Eating disorder charity reports 50% more calls in Michael Mosley show

Eating disorder charity reports 50% increase in calls to its helpline during dieting show ‘Lose a Stone in 21 Days’ featuring Dr Michael Mosley on Channel 4

  • Beat had to extend its helpline hours for the airing of  Lose a Stone in 21 Days 
  • The show, with Michael Mosley, requires contestants to eat 800 calories daily
  • Beat previously wrote to Channel 4 asking them to be careful with the issue 

An eating disorder charity extended its helpline hours during Lose a Stone in 21 Days with Michael Mosley on Channel 4 and was swamped with calls. 

While the programme was airing there was a 50 per cent increase in people contacting Beat. 

Presenter Dr Mosley says the program, that restricts participants to 800 calories a day,  is to ‘get our health back on track’ after lockdown.  

Lose a Stone is a Channel 4 programme with Michael Mosley as the presenter helping contestants to lose weight by eating less than 800 calories a day 

The eating disorder charity, Beat, had a 50 per cent increase in contact while the show was airing.
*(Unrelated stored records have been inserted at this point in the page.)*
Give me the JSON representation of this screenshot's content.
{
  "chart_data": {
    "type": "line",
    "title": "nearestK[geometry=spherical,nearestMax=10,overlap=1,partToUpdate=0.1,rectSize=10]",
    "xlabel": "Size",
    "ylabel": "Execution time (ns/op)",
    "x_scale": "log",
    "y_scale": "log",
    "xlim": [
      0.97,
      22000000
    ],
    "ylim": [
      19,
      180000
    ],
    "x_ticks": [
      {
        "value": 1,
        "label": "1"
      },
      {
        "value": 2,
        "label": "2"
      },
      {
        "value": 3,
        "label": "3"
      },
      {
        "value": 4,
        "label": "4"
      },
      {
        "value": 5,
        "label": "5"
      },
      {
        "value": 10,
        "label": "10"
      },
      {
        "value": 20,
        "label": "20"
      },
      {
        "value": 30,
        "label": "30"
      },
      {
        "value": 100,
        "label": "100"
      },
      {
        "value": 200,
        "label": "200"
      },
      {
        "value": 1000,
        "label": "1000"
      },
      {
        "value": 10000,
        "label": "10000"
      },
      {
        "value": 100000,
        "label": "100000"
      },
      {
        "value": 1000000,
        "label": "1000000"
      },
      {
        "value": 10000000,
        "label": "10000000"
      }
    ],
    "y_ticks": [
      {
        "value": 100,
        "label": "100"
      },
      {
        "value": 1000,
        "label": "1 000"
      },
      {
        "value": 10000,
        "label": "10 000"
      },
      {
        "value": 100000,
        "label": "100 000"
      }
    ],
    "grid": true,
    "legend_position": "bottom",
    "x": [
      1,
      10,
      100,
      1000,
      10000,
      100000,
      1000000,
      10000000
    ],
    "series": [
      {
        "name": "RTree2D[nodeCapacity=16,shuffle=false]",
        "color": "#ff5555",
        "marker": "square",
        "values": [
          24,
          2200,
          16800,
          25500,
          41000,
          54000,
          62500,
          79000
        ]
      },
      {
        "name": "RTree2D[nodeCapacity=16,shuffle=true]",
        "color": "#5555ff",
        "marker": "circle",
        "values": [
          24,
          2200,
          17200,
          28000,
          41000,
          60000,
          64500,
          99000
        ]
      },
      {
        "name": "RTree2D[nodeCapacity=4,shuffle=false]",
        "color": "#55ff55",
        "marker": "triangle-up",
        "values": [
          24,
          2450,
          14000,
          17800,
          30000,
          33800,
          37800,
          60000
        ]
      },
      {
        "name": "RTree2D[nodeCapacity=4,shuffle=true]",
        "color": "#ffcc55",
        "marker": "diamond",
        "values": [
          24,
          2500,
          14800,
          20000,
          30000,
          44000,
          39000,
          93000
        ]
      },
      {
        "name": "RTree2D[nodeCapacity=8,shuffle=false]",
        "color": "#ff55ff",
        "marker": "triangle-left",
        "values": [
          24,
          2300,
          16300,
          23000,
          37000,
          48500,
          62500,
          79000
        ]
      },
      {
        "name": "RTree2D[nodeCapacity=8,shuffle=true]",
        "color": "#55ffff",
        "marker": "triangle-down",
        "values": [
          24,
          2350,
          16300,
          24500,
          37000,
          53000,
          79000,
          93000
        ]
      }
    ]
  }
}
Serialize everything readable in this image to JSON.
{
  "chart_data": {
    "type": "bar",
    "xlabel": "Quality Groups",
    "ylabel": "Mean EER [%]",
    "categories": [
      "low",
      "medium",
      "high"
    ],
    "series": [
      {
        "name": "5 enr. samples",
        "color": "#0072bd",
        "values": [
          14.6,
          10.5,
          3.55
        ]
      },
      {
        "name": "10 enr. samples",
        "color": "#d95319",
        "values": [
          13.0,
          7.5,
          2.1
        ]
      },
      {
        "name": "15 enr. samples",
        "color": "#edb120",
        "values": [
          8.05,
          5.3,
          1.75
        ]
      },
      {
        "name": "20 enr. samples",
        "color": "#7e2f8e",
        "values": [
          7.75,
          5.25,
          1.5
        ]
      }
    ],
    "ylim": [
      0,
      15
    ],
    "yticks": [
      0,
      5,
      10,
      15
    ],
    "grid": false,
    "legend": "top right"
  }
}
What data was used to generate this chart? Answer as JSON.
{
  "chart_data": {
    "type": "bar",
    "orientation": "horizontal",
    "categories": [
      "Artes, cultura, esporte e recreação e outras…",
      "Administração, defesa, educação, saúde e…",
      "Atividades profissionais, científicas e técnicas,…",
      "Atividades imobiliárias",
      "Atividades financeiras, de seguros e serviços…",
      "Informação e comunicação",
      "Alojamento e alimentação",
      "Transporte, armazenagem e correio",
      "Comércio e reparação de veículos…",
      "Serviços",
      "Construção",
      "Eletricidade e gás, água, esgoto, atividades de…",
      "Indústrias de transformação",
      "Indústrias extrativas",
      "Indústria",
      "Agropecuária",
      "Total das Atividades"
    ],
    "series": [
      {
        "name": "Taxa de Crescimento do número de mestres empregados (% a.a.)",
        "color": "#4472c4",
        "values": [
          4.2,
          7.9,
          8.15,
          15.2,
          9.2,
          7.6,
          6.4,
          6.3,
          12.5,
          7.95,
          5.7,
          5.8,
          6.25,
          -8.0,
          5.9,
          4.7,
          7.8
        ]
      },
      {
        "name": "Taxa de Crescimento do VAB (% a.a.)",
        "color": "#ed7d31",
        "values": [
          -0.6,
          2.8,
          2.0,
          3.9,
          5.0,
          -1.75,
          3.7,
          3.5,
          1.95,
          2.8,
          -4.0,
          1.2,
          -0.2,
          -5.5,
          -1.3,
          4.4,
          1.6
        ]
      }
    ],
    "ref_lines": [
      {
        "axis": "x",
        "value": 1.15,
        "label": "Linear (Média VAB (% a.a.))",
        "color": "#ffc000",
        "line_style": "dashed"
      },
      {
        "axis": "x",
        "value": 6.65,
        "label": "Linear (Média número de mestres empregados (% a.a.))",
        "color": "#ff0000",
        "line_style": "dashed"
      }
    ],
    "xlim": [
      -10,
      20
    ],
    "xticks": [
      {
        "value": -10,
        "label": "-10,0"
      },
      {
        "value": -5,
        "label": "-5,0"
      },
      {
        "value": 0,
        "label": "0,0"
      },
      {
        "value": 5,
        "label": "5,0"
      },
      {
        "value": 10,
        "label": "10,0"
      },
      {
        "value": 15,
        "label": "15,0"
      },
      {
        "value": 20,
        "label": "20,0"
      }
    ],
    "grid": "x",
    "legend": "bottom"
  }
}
Pictured: Stock photo of a teenage girl looking in the mirror

Beat had previously written to Channel 4 asking them to be careful with what they broadcast about weight-loss. 

They had also provided guidance on how to report on weight-loss in a ‘responsible and non-triggering way’.  

The charity’s director of services Caroline Price said: ‘It is incredibly worrying to see a national programme yet again promoting extreme weight loss and crash dieting.

‘The promise inherent in the title is likely to attract people suffering from or vulnerable to eating disorders and risks encouraging those affected to attempt the methods shown despite the damage this could cause.

‘Research has shown that dietary restraint, including the restriction of calories, has been found to be a risk factor in the development of an eating disorder.

‘The programme did not appear to look after the participants’ mental health in any way, such as consultations with a psychiatrist.

‘However, it did have an alarming focus on the participants’ weight, BMI and measurements, as well as encouraging them to carry out activities that we know those affected by eating disorders may engage in, such as destroying food to avoid eating it or fixating on eating a restricted number of calories.’ 

‘It is very disappointing that once again, their needs have been ignored by broadcasters.’

Four years ago Dr Michael Mosley used the 5:2 diet to lose 20lbs (9kgs) and reverse his diabetes. 

Pictured: Dr Michael Mosley

He now promotes the diet where you eat normally for five days and then cut your calories to about 600 for the other two days.  

 More recently Mr Mosley and other nutritionists have created the Fast 800 diet which helps people to lose weight quickly. 

The diet includes fasting which helps people to maintain keeping the excess weight off. 

Source: The Fast800   

The show focuses on the increased threat coronavirus poses to people with overweight or obese BMIs. 

Obese people are 37 per cent more likely to die from coronavirus, a study from  Liverpool University and Imperial College London found. 

Participants in the show use Dr Mosley’s Fast 800 diet, which aims for people to eat fewer than 800 calories a day.  

The NHS’s recommended daily intake is 2,500 for men and 2,000 for women.

The former BBC star Dr Mosley also came up with the famous 5:2 diet, where on two days of the week dieters only eat around 500 calories.

Over half of the UK’s population, 66 per cent of men and 57 per cent of women, are overweight or obese.           

A Channel 4 spokesperson said: ‘The series examines the evidenced link between Covid-19 and the very real threat it poses to those who have a BMI in the obese or overweight categories, as highlighted by a recent study led by Liverpool University and involving Imperial College London that found obese people are around 37 per cent more likely to die if they catch Covid-19.

‘All episodes clearly state that a short-term 800-1,000 calorie diet is only suitable for people whose BMI puts them in the overweight or obese categories and that it should be done with proper medical supervision.

‘The health and welfare of each contributor is of paramount importance to both Channel 4 and the production.

‘A number of health checks were undertaken on contributors before they embarked on the regime and support is ongoing.’